Fast forward to our son being a year and John having an even worse alcohol problem and now drug problem. He was high for our son’s birthday. This was not the family I pictured. He wasn’t the man I fell in love with anymore. But how could I leave? I had nowhere to run because after the incident with my brother we hardly talked anymore. I had no money. No car. No job. I had no way of getting these things without him knowing and I couldn’t leave him alone with our son. My son.

He finally allowed me to get a job. I worked hard even though it was just a gas station. I dreamed of taking my son and leaving and never looking back. Quickly my dreams turned to nightmares when I thought of how he may find me.

My son was 14 months old when a man I’d almost forgotten existed walked into my gas station and I fell in love all over. We lost touch seven years prior, but yet here he was. Did he even remember me? Yes. He did.

Brian (again fake name for confidential reasons) and I spent almost two weeks texting nonstop in secret and having long phone conversations when John was on a binder or at work. The night before I broke it off with John, I slept with Brian. I felt terrible for cheating, but it felt right to be with him. I left John and moved in with Brian weeks later. My son fell head over heals for him just as I did. He finally seemed to have a father.

I married Brian on September 2, 2017. That day my son became our son. My son finally had a father. Finally had a man to look up to and I finally had the family I wanted. It didn’t happen how I thought and it was a bit unexpected but it was worth the wait.

John and I are in court to revoke his rights to my son since he can’t stay sober and it’s not safe for him to be with John. I do miss John’s daughters because over the course of four years I was their mother too and losing them hurt and still hurts.

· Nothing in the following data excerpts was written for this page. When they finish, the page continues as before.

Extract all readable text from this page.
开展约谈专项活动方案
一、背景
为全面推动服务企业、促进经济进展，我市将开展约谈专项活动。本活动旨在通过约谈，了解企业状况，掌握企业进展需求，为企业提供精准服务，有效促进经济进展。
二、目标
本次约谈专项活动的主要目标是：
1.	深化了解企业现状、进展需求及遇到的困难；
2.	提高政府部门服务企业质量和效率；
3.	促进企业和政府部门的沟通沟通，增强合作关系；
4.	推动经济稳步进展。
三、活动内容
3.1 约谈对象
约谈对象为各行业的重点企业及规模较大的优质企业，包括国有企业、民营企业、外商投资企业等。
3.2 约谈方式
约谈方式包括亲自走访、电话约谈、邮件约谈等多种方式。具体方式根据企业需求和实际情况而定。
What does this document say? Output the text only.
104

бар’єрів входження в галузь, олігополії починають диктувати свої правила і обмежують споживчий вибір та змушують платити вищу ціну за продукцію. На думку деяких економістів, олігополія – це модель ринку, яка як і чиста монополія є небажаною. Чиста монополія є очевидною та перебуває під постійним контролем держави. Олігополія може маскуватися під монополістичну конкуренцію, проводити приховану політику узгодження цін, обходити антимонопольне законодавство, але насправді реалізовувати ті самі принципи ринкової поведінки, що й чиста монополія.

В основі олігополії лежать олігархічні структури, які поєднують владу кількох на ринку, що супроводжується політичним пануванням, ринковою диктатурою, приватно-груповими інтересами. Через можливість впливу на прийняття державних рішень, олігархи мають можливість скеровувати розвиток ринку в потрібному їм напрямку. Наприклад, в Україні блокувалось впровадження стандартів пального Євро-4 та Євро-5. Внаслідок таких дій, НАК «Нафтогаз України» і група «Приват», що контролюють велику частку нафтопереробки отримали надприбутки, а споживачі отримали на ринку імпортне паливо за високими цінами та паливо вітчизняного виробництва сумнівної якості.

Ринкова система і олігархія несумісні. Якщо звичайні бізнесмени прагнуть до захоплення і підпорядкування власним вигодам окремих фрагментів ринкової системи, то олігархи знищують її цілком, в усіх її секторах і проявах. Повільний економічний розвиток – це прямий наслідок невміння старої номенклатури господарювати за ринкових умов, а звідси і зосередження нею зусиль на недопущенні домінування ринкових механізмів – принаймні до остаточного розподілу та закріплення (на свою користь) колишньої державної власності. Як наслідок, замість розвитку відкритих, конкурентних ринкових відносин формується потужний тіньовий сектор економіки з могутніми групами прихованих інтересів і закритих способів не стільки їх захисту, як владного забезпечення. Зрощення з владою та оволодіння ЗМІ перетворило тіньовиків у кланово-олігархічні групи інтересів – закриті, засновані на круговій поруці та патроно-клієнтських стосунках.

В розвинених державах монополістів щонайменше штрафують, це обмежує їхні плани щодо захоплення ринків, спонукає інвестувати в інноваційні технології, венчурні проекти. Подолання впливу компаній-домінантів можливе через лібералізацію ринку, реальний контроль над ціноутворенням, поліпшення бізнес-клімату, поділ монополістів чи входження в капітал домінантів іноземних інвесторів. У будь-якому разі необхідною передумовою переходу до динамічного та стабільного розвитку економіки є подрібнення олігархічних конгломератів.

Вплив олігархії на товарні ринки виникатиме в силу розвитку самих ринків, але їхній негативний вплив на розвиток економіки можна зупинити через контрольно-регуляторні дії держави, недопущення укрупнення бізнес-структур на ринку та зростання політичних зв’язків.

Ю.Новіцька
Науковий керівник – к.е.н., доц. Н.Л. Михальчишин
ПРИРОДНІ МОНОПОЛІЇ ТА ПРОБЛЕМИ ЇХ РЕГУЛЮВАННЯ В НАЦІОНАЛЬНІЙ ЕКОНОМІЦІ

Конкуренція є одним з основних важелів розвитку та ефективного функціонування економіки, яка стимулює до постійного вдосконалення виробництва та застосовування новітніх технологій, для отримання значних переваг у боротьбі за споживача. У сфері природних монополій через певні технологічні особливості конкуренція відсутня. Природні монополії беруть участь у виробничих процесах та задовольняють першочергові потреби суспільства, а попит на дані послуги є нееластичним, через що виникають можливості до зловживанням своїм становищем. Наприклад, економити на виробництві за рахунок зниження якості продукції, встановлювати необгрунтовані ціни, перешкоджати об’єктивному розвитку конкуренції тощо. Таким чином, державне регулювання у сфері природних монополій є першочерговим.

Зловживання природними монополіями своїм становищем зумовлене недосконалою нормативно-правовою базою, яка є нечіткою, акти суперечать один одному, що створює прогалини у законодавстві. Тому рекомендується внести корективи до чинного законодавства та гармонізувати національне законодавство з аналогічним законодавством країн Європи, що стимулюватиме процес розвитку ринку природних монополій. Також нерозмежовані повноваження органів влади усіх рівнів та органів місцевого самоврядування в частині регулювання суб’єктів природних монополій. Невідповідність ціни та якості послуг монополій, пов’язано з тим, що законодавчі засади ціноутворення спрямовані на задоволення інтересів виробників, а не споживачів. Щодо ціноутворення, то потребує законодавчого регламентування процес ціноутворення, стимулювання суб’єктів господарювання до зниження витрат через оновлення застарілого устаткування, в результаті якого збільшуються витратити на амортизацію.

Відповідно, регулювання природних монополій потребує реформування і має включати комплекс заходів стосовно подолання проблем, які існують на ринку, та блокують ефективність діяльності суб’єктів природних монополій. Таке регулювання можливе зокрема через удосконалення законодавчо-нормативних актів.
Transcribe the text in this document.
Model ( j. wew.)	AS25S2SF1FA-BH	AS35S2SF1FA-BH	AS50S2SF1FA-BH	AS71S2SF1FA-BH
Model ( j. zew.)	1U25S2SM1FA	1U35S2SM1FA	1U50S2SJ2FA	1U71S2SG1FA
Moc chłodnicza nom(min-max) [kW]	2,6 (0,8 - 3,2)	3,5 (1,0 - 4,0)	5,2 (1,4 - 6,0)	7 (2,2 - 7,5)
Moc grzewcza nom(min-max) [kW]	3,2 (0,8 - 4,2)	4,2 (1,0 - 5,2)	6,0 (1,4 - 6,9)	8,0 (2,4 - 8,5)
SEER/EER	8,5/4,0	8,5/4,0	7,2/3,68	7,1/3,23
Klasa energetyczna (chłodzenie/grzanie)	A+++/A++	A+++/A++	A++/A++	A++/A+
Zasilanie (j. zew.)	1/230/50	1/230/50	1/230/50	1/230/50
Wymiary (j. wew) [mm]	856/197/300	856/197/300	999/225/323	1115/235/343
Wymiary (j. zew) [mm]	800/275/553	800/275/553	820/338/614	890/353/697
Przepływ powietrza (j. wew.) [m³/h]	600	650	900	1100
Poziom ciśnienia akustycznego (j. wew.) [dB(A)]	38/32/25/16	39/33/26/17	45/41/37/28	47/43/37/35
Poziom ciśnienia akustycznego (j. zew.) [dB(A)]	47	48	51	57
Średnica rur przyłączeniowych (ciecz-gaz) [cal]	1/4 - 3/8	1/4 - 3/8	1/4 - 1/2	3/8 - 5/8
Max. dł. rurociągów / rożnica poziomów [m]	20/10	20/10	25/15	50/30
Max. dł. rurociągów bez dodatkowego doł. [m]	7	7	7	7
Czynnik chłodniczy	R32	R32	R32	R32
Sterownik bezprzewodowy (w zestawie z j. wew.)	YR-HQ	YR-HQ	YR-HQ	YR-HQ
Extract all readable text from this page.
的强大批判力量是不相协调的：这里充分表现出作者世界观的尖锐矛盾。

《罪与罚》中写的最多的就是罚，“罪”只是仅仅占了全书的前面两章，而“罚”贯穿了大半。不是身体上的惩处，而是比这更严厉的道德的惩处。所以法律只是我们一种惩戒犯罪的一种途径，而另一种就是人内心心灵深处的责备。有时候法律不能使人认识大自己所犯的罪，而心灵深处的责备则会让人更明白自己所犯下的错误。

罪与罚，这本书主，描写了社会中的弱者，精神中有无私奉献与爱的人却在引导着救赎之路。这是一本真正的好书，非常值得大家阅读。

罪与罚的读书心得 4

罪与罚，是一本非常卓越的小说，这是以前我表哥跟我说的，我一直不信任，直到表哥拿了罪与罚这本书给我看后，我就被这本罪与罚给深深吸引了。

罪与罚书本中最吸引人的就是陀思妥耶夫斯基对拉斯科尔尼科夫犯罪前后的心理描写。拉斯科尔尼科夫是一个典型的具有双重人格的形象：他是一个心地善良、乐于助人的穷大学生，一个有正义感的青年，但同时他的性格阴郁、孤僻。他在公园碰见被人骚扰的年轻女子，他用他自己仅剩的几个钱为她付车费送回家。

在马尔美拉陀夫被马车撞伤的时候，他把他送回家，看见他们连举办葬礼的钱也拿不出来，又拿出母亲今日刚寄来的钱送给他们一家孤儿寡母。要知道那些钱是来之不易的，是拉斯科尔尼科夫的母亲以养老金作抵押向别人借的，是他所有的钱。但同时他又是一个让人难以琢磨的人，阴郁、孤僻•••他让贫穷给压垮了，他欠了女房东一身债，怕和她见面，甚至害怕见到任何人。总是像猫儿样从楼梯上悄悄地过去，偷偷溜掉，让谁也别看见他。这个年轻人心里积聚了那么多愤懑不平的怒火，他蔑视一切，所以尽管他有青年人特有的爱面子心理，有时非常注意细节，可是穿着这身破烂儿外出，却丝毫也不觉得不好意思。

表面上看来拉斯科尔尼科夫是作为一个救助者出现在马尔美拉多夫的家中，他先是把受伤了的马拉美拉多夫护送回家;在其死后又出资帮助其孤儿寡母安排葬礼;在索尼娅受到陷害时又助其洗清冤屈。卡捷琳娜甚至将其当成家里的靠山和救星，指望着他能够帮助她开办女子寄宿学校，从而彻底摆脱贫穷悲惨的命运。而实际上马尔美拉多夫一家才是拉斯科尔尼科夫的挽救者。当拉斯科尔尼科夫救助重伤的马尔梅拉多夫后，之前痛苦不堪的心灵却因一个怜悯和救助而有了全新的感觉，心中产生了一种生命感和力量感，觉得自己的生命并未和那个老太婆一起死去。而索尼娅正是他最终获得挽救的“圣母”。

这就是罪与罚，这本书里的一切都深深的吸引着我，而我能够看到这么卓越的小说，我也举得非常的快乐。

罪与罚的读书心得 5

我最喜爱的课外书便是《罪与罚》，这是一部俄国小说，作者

I guess fairytales do come true just not always in the way we expect. I thought I was going to be a single mother forever who could never find a real father figure or father for my son and I did. I’m now pregnant with our second son due in June. I am a stay-at-home mom by choice now, not force. My husband is in the military and plans to adopt our son when he gets home in May. It will be a long road, but for all the women or even men in abusive relationships, get out. There is a light at the end of the tunnel. You can do this. Don’t be afraid to stand up for yourself or your kids.